In a work like this, on a subject like this, what words mean are of great import.  The way "miracle" gets tossed around in common speech and in Christian circles makes it difficult to get the proper understanding of the miracles of Christ.  In a world where many "feel no such compunction" to avoid cheapening the word "miracle" and where phrases like “Choose your miracle.” and “Every day is a miracle.” and others "proliferate in both spiritual and secular Western culture, popularized on TBN or the Oprah show.  In this milieu,(where) a miracle is a fulfillment of your personal dreams and ambitions, and the accumulation of accolades and treasures," it is crucial that we have a proper understanding of what a "miracle" actually is.

Wilson provides a good, working definition for this study where miracle is defined as "a supernatural act of God that glorifies Jesus."  He also explains how miracles are "normal" and "glimpses of the way the world is meant to be, glimpses of the way the world is actually becoming".  Wilson adds that, "In and through Jesus, the kingdom is coming, and God’s will is being done on earth as it is done in heaven. Jesus’s miracles are the very windows into heaven, and through them heaven is spilling into earth like sunlight through panes whose shades have been violently rolled up."

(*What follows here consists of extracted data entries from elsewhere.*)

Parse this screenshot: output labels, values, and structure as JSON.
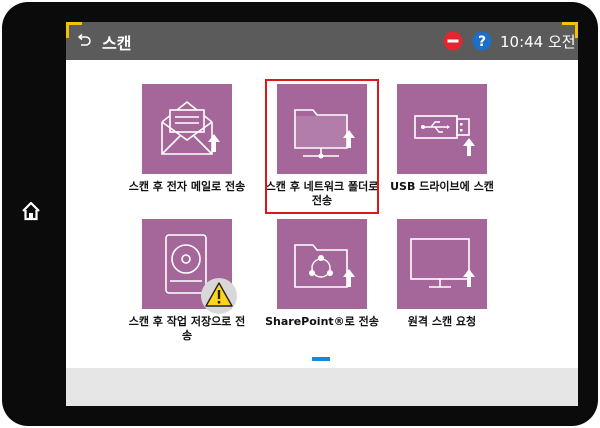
{
  "header": {
    "title": "스캔",
    "time": "10:44 오전",
    "icons": [
      "back-arrow-icon",
      "stop-icon",
      "help-icon"
    ]
  },
  "tiles": [
    {
      "label": "스캔 후 전자 메일로 전송",
      "icon": "email-envelope-icon"
    },
    {
      "label": "스캔 후 네트워크 폴더로 전송",
      "icon": "network-folder-icon",
      "highlighted": true
    },
    {
      "label": "USB 드라이브에 스캔",
      "icon": "usb-drive-icon"
    },
    {
      "label": "스캔 후 작업 저장으로 전송",
      "icon": "job-storage-icon",
      "warning": true
    },
    {
      "label": "SharePoint®로 전송",
      "icon": "sharepoint-folder-icon"
    },
    {
      "label": "원격 스캔 요청",
      "icon": "remote-monitor-icon"
    }
  ],
  "colors": {
    "tile": "#a5679a",
    "header": "#5b5b5b",
    "highlight": "#e0161b",
    "accent": "#1b87d3",
    "corner": "#f2c200"
  }
}
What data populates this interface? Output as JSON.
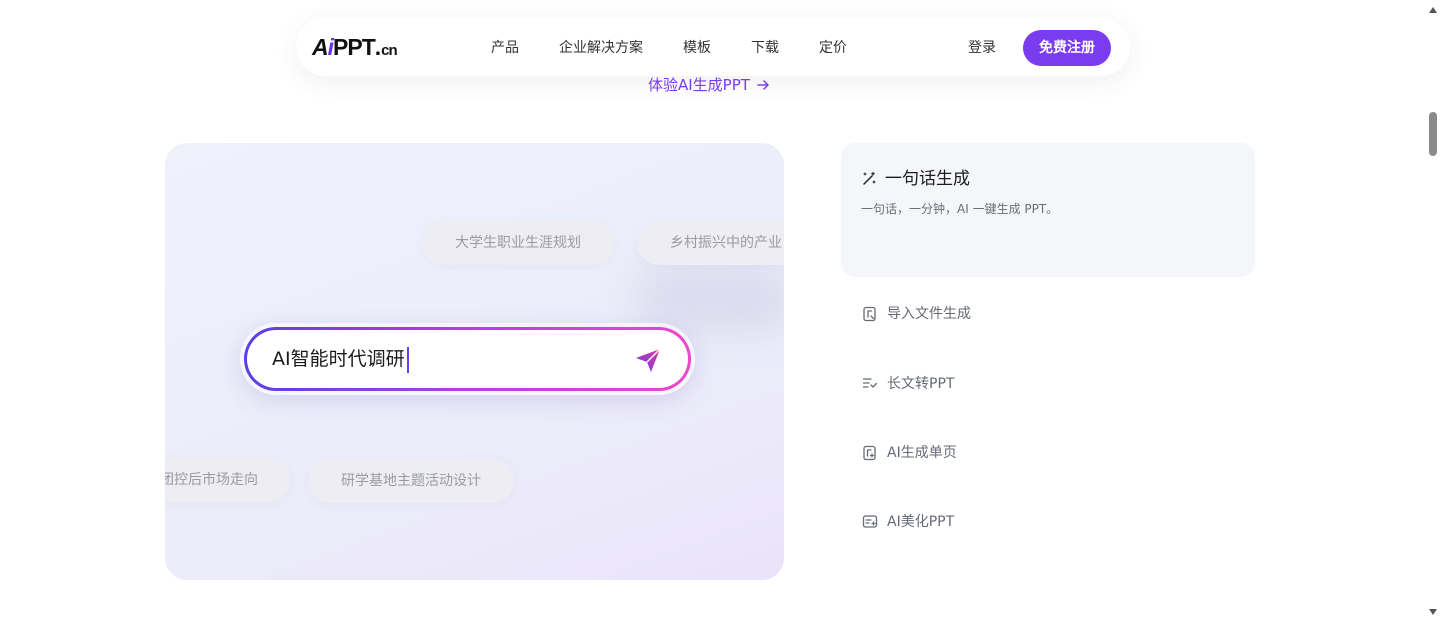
{
  "header": {
    "logo": {
      "a": "A",
      "i": "i",
      "ppt": "PPT",
      "dot": ".",
      "cn": "cn"
    },
    "nav": [
      "产品",
      "企业解决方案",
      "模板",
      "下载",
      "定价"
    ],
    "login_label": "登录",
    "signup_label": "免费注册"
  },
  "try_link": {
    "label": "体验AI生成PPT",
    "icon": "arrow-right-icon"
  },
  "hero": {
    "chips": [
      "大学生职业生涯规划",
      "乡村振兴中的产业",
      "团控后市场走向",
      "研学基地主题活动设计"
    ],
    "prompt_value": "AI智能时代调研",
    "send_icon": "paper-plane-icon"
  },
  "features": {
    "active": {
      "title": "一句话生成",
      "description": "一句话，一分钟，AI 一键生成 PPT。",
      "icon": "magic-wand-icon"
    },
    "items": [
      {
        "label": "导入文件生成",
        "icon": "file-import-icon"
      },
      {
        "label": "长文转PPT",
        "icon": "text-convert-icon"
      },
      {
        "label": "AI生成单页",
        "icon": "single-page-icon"
      },
      {
        "label": "AI美化PPT",
        "icon": "beautify-icon"
      }
    ]
  },
  "colors": {
    "brand": "#7b3cf0",
    "prompt_gradient": [
      "#5b3fe6",
      "#b23ee8",
      "#ee47c9"
    ],
    "feature_active_bg": "#f5f6fa"
  }
}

Wilson covers Christ’s control over nature, his healings, his exorcisms, his resurrections and his own resurrection in order to help the reader see:

  1. The miracles demonstrate the “at hand”-ness of the kingdom of God.
  2. The miracles are acts of heavenly normalization, which is to say they are isolated snapshots of the transformation of the broken world to the way it will someday be.
  3. Because the miracles are acts of heavenly normalization, they are acts of revolutionary subversion against the corrupt course of the world and the realm of the Evil One.
  4. The miracles point to Jesus Christ himself as the source and summation of the three acts above.

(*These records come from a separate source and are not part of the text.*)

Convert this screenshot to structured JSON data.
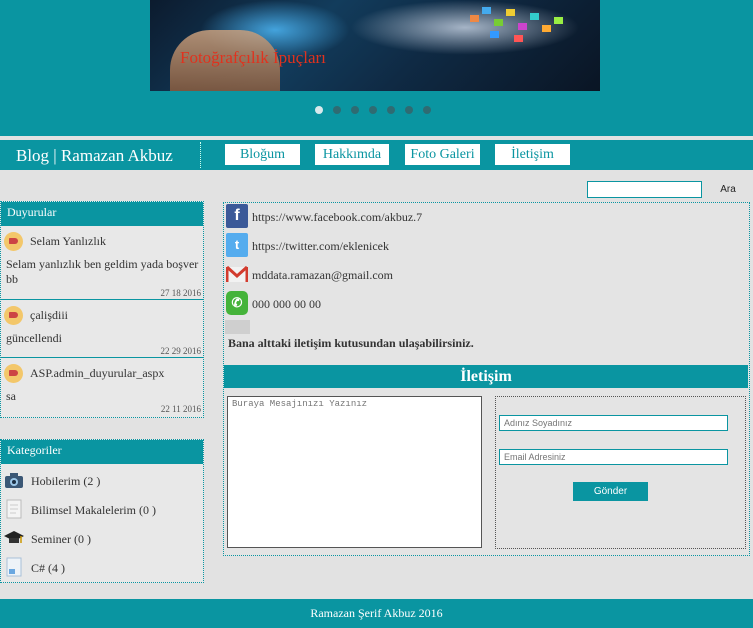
{
  "slider": {
    "caption": "Fotoğrafçılık İpuçları",
    "slide_count": 7,
    "active_slide": 1
  },
  "nav": {
    "brand": "Blog | Ramazan Akbuz",
    "items": [
      {
        "label": "Bloğum"
      },
      {
        "label": "Hakkımda"
      },
      {
        "label": "Foto Galeri"
      },
      {
        "label": "İletişim"
      }
    ]
  },
  "search": {
    "value": "",
    "button_label": "Ara"
  },
  "announcements": {
    "title": "Duyurular",
    "items": [
      {
        "title": "Selam Yanlızlık",
        "body": "Selam yanlızlık ben geldim yada boşver bb",
        "date": "27 18 2016"
      },
      {
        "title": "çalişdiii",
        "body": "güncellendi",
        "date": "22 29 2016"
      },
      {
        "title": "ASP.admin_duyurular_aspx",
        "body": "sa",
        "date": "22 11 2016"
      }
    ]
  },
  "categories": {
    "title": "Kategoriler",
    "items": [
      {
        "label": "Hobilerim (2 )",
        "icon": "camera-icon"
      },
      {
        "label": "Bilimsel Makalelerim (0 )",
        "icon": "document-icon"
      },
      {
        "label": "Seminer (0 )",
        "icon": "graduation-cap-icon"
      },
      {
        "label": "C# (4 )",
        "icon": "code-file-icon"
      }
    ]
  },
  "contact": {
    "facebook": "https://www.facebook.com/akbuz.7",
    "twitter": "https://twitter.com/eklenicek",
    "email": "mddata.ramazan@gmail.com",
    "phone": "000 000 00 00",
    "note": "Bana alttaki iletişim kutusundan ulaşabilirsiniz."
  },
  "contact_form": {
    "heading": "İletişim",
    "message_placeholder": "Buraya Mesajınızı Yazınız",
    "name_placeholder": "Adınız Soyadınız",
    "email_placeholder": "Email Adresiniz",
    "submit_label": "Gönder"
  },
  "footer": {
    "text": "Ramazan Şerif Akbuz 2016"
  },
  "colors": {
    "accent": "#0a95a1",
    "background": "#e2e2e2",
    "caption": "#e0321e"
  }
}
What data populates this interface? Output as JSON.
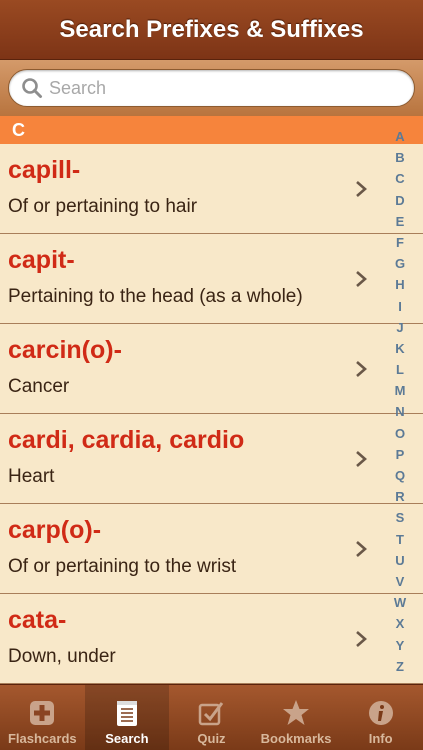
{
  "nav": {
    "title": "Search Prefixes & Suffixes"
  },
  "search": {
    "placeholder": "Search"
  },
  "section": {
    "letter": "C"
  },
  "rows": [
    {
      "term": "capill-",
      "definition": "Of or pertaining to hair"
    },
    {
      "term": "capit-",
      "definition": "Pertaining to the head (as a whole)"
    },
    {
      "term": "carcin(o)-",
      "definition": "Cancer"
    },
    {
      "term": "cardi, cardia, cardio",
      "definition": "Heart"
    },
    {
      "term": "carp(o)-",
      "definition": "Of or pertaining to the wrist"
    },
    {
      "term": "cata-",
      "definition": "Down, under"
    }
  ],
  "index": [
    "A",
    "B",
    "C",
    "D",
    "E",
    "F",
    "G",
    "H",
    "I",
    "J",
    "K",
    "L",
    "M",
    "N",
    "O",
    "P",
    "Q",
    "R",
    "S",
    "T",
    "U",
    "V",
    "W",
    "X",
    "Y",
    "Z"
  ],
  "tabs": [
    {
      "label": "Flashcards",
      "icon": "plus-card-icon",
      "active": false
    },
    {
      "label": "Search",
      "icon": "notepad-icon",
      "active": true
    },
    {
      "label": "Quiz",
      "icon": "checkbox-icon",
      "active": false
    },
    {
      "label": "Bookmarks",
      "icon": "star-icon",
      "active": false
    },
    {
      "label": "Info",
      "icon": "info-icon",
      "active": false
    }
  ],
  "colors": {
    "accent": "#f6843c",
    "term": "#d02a16",
    "nav": "#8a3c1a",
    "index": "#5c7a96"
  }
}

Wilson's treatment of the eschatological wine of Cana is a great start.  His dealing with the feeding of the 4,000 continues well.  Encouraging the reader to see beyond simply the physical nature of this lesser known feeding miracle, Wilson points out that,

       In Christ, we are eternally satisfied, abundantly satisfied, mightily satisfied. And because the miracles are not ends in themselves but signs pointing to Jesus himself, we are reminded here that we are not merely saved but eternally saved, abundantly saved, mightily saved.
       Through the gospel, let us remember, we are satisfied with seven baskets besides: regeneration, pardon, justification, adoption, union, sanctification, and glorification—and still more. His mercies, like the bread of heaven sent to the children of Israel, are new every morning.
Wilson is immensely quotable.

  • Speaking of the situation before Christ calmed the sea--"The disciples’ snoring Sovereign is snoring because he is sovereign."
  • When Lazarus is called forth by Christ- "Lazarus does not need seven steps or tips about how to achieve a successful exit from the tomb."

  • Referencing the provision of water in the desert God gave the grumbling Israelites-- "he graciously turns their whine into water by instructing Moses to strike a rock."
  • Dealing with suffering and sovereignty--"the God of the Scriptures, the one true God, is sovereign over all things. And that is scary sometimes. It is spiritually discombobulating."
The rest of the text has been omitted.